Je vais vous faire une confidence ; c'est ma muse, mon épouse à qui est d'ailleurs dédié le tome un. Elle relit tout ce que j'écris et commente ce qu'elle a aimé, ce qui l'a fait pleurer et ce que je pourrais développer un peu plus. Je me replonge alors dans mes textes et par la suite seulement, je fais lire le tout à ma soeur*, et à des amis que j'appelle affectueusement mon comité de lecture. Leurs commentaires sont précieux et leur encouragements tout autant.
Sur quoi travaillez-vous en ce moment ?
Je transforme actuellement JRAUOMESN, l'un de mes courts métrages, en nouvelle. Et je développe deux projets de récit... un suspense et un livre d'aventure pour jeunes adolescents.

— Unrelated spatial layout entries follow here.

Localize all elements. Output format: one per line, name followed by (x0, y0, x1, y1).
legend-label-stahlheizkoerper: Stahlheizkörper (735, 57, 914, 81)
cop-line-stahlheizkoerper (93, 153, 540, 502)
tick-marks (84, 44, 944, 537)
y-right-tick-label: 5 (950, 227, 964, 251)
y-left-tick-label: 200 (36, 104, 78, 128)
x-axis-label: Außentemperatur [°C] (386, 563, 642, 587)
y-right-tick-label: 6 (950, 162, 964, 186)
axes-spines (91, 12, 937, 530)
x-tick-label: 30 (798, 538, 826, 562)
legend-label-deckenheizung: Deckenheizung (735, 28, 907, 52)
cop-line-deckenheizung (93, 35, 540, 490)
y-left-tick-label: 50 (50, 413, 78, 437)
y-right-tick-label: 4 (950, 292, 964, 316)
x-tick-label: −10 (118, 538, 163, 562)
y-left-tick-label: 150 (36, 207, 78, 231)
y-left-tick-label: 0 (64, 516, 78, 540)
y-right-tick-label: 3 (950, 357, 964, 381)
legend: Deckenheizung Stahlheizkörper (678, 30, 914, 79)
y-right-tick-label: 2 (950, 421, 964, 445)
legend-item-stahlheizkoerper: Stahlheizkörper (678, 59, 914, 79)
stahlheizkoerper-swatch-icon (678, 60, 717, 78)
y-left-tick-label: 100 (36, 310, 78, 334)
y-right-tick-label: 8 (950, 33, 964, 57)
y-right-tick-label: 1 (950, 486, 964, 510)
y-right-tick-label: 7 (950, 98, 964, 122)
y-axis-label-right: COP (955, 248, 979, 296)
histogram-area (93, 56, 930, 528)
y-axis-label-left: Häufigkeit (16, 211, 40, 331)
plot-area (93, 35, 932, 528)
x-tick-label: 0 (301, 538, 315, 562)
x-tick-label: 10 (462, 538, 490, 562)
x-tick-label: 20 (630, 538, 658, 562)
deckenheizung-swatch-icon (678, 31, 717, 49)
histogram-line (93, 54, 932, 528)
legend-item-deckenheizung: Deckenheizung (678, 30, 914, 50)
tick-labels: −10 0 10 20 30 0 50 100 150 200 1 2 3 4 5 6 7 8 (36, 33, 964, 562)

Pour terminer, quel message voudriez-vous lancer aux lecteurs ?
Ce que je voudrais que l'on retienne de LA DIVA ? Que c'est le chemin emprunté qui donne un sens et une richesse au parcours. Et non pas la destination. J'ai donc tenté de broder une dentelle de beauté pour faire évoluer mes personnages. Pour montrer la beauté qui nous entoure. Quant à leur quête, elle porte sur leur volonté d'atteindre leurs buts, et sur ce que nous sommes prêt à sacrifier - ou à réconcilier - pour y arriver.
Alessandro Cassa en 5 questions :
Le métier que vous rêviez d'exercer enfant ?
Producteur de films... J'ai donc eu une bonne fée marraine je crois qui s'est occupé de moi.
Votre conte de fées favori ?
Définitivement « Merlin l'enchanteur », l'un des classiques de Disney, qui a sensiblement la même trame d'espoir et de courage, que Rose...
Votre plus beau voyage ?
Paris, sans aucun doute. Et la découverte de Versailles accompagné de ma douce, plus particulièrement. C'est ma visite au Château du Roi Soleil que je décris dans le tome un, lorsque Lady Dumburry, toute jeune, participe à un bal dans la ville lumière.
Une de vos petites manies ?
Allons-y pour les confidences... Je ne peux écrire sans un café près de moi et une petite couverture sur mes pieds. C'est mon côté douillet, j'imagine...
Quelque chose qui vous fait rire ?
Un bon souper entre amis, à refaire le monde et à tenter d'avoir la palme de l'histoire la plus cocasse !
*Alessandro Cassa est enfant unique, mais considère sa grande amie Lyne Jones, comme sa soeur d'amitié.